To benchmark its new Gaudi2 deep learning processor, Intel used computer vision (ResNet-50) and natural language processing (BERT) models from the MLPerf benchmark. The company compared Habana's machine with two Xeon Scalable 8380 CPUs and eight Gaudi2 processors (as Mezzanine cards) against commercially available servers powered by the 1st Gen Gaudi as well as Nvidia's A100 80GB/40GB-powered servers (with eight GPUs) from Dell and Nvidia. The results are currently featured in ML Common's database (details, code).

Intel stresses that performance results of Nvidia A100-powered systems were obtained via out-of-box machines and performance of of Gaudi-powered servers was achieved "without special software manipulations," which defers "from the out-of-the-box commercial software stack available to Habana customers."

"Training throughput was derived with TensorFlow dockers from NGC and from Habana public repositories, employing best parameters for performance as recommended by the vendors (mixed precision used in both)," the description reads. "The training time throughput is a key factor affecting the resulting training time convergence."

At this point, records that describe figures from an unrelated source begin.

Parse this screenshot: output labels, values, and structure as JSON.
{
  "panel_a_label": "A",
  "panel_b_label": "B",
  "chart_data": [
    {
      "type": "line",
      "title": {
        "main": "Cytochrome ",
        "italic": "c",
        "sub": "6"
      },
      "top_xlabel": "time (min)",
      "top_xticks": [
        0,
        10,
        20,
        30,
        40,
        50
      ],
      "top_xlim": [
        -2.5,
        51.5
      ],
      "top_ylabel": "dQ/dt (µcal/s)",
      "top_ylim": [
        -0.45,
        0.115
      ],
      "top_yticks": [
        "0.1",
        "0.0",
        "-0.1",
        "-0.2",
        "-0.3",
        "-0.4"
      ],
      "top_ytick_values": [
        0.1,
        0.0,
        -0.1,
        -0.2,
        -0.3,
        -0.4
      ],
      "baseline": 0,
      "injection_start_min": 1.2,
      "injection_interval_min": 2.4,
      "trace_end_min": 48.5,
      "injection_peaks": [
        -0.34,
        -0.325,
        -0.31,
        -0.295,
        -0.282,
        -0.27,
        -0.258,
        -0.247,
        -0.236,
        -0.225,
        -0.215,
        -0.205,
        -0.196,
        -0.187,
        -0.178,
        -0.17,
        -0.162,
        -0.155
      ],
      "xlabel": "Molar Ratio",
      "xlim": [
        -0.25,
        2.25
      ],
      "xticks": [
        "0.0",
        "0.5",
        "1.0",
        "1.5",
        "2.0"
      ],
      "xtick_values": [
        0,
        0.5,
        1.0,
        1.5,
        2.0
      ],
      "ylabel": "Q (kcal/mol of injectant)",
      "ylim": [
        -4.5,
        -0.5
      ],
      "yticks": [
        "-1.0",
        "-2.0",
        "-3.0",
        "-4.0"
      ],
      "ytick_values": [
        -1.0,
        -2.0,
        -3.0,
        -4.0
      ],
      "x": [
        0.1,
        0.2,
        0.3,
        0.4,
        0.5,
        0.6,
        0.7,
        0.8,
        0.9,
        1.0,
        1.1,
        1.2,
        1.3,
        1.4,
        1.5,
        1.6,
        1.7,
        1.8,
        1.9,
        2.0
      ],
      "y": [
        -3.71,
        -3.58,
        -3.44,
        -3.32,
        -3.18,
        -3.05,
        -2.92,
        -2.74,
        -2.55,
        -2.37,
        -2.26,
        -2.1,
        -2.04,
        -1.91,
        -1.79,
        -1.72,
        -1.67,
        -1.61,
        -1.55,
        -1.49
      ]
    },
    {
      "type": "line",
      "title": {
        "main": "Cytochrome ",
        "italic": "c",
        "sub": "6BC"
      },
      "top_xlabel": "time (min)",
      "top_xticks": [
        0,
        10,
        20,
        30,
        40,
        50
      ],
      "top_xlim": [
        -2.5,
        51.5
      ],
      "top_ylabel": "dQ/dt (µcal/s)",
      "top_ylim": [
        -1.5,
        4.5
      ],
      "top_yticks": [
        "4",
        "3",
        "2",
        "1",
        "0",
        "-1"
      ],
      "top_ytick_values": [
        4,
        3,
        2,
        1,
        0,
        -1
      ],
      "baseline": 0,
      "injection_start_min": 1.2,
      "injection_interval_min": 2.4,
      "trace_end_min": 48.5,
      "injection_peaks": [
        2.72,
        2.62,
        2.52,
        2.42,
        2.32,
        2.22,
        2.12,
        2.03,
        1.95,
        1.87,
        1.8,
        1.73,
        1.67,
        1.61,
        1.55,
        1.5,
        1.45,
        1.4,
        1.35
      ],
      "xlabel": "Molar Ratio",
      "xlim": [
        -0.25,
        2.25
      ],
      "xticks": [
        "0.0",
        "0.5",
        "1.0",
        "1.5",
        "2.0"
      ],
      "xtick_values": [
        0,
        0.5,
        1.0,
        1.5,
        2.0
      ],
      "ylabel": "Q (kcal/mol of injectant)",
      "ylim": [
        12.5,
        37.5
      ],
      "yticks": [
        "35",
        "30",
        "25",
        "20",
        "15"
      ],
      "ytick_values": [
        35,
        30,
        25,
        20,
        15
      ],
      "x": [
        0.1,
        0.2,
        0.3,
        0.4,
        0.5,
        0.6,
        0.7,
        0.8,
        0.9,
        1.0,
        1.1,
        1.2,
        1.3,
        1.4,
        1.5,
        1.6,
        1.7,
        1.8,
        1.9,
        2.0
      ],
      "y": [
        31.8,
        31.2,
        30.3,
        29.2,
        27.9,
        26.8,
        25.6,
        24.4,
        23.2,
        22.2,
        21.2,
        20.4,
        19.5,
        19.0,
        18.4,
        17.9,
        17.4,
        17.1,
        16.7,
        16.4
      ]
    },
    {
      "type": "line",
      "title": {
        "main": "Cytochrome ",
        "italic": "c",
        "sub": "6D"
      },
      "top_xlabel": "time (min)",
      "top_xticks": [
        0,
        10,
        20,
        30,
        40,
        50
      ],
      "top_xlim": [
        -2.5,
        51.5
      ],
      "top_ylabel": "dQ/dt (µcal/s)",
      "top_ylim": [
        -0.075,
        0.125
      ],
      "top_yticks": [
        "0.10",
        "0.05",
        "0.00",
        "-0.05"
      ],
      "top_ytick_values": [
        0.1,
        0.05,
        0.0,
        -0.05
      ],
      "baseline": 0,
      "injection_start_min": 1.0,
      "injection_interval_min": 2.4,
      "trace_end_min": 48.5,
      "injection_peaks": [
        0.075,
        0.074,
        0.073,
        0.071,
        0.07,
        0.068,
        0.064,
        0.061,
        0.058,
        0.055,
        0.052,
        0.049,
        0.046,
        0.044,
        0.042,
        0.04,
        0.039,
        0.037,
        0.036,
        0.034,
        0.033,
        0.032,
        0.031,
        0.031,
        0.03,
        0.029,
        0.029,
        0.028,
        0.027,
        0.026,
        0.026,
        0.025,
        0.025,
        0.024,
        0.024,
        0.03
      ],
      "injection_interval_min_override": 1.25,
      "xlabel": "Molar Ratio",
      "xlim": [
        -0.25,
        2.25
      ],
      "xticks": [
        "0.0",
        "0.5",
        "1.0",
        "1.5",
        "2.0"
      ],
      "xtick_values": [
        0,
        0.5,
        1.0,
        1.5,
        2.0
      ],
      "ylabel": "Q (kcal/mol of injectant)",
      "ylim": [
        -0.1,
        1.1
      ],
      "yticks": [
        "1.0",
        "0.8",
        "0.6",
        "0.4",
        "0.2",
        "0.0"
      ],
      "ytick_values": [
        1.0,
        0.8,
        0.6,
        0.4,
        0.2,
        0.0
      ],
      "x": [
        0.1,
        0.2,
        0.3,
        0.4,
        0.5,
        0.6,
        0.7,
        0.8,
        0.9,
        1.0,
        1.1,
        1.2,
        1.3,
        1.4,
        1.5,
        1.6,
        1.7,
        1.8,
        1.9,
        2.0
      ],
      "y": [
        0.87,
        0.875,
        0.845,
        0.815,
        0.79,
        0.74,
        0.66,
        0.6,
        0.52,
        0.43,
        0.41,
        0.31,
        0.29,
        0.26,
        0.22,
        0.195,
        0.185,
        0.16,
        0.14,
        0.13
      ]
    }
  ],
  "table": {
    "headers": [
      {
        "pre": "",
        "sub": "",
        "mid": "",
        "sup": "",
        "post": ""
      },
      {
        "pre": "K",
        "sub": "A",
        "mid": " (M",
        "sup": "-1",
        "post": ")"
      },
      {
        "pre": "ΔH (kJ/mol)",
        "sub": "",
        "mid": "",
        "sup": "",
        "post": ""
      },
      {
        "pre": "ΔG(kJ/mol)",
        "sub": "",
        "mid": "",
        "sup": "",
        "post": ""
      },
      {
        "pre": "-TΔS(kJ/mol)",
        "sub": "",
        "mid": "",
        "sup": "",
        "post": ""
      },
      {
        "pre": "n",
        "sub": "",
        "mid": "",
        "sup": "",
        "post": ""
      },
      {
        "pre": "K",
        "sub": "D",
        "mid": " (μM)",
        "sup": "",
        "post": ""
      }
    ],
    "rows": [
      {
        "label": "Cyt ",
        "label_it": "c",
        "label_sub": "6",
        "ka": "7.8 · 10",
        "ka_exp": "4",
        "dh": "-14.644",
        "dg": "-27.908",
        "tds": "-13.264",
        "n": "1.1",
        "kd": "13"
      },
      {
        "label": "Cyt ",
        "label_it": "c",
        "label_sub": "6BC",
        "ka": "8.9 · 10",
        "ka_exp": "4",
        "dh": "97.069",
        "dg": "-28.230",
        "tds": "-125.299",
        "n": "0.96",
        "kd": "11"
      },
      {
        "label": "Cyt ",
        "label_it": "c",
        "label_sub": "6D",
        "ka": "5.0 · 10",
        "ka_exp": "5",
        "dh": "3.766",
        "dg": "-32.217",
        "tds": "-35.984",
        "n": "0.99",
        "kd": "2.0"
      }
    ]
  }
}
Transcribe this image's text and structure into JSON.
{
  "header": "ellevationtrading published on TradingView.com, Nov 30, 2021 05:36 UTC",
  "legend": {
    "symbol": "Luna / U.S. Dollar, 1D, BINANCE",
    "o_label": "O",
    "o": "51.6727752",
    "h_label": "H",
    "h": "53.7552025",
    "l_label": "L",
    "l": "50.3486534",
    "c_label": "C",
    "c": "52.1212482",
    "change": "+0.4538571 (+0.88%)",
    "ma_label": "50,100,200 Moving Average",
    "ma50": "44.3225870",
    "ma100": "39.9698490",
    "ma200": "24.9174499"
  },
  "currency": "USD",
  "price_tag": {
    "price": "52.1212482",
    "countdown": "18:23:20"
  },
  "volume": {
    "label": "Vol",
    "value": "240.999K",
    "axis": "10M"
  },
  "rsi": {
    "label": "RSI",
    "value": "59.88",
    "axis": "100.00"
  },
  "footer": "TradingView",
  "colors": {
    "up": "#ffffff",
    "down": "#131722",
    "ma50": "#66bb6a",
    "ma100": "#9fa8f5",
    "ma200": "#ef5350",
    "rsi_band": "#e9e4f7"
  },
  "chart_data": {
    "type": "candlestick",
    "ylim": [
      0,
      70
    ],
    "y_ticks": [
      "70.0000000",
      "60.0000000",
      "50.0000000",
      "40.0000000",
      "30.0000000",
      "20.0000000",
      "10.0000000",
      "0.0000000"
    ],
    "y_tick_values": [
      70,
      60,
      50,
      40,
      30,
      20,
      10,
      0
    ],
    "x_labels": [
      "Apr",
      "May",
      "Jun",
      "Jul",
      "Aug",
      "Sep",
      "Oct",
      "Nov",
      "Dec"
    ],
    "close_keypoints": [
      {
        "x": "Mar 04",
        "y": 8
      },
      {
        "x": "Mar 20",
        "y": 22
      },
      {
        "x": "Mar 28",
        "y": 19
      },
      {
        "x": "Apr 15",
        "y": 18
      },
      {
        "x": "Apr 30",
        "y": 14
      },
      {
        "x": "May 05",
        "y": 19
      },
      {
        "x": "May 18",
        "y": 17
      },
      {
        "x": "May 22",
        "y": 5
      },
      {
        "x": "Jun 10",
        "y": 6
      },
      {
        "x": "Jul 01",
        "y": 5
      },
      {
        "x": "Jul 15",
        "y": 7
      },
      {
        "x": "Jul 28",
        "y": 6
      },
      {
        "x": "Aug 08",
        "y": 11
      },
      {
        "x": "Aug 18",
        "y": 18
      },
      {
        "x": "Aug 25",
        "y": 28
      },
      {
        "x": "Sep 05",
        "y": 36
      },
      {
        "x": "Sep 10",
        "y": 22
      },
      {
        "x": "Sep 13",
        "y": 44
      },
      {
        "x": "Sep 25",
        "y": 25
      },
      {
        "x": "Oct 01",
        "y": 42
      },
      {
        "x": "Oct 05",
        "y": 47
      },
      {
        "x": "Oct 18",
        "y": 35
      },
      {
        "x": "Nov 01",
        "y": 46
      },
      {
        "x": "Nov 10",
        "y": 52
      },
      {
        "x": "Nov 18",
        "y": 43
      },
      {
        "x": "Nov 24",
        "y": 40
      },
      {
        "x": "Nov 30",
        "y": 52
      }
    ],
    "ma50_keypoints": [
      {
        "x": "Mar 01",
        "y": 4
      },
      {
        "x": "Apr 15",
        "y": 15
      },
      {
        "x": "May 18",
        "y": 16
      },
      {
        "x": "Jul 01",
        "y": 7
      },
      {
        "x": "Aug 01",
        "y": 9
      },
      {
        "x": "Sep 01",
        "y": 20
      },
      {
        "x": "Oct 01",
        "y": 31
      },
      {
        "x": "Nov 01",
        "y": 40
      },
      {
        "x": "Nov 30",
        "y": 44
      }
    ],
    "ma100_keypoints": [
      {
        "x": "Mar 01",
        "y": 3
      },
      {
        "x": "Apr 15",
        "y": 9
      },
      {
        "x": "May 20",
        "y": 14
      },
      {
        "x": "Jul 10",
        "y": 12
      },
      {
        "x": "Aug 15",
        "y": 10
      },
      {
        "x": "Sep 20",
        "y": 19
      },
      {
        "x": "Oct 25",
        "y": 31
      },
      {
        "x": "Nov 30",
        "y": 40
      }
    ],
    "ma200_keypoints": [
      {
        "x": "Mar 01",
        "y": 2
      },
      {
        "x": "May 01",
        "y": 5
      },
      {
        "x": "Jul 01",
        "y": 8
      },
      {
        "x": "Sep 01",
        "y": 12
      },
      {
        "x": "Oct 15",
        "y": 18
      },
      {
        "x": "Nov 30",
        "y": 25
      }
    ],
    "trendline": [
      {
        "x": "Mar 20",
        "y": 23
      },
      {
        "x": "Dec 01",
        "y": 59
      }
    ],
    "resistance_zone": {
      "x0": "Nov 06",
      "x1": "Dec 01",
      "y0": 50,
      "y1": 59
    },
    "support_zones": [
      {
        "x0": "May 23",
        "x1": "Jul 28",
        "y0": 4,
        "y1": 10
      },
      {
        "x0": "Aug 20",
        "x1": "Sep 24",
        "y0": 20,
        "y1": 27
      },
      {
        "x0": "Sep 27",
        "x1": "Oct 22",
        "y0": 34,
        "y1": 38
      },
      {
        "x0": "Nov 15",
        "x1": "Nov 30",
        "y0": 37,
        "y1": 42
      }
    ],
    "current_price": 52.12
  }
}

While we should keep in mind that we are dealing with performance numbers obtained by Intel's Habana Labs (which should always be taken with some grain of salt), we also should appreciate that Intel published actual (i.e., eventually verifiable) performance numbers for its own Habana Gaudi2 deep learning processor and its competitors.


Indeed, when it comes to computer vision (ResNet-50) model, Intel's Gaudi2 outperforms an Nvidia A100 system by two times in terms of time-to-learn metrics. There are of course somewhat different software settings (which is natural given different architectures), but since we are dealing with one model, Intel claims that this is a fair comparison.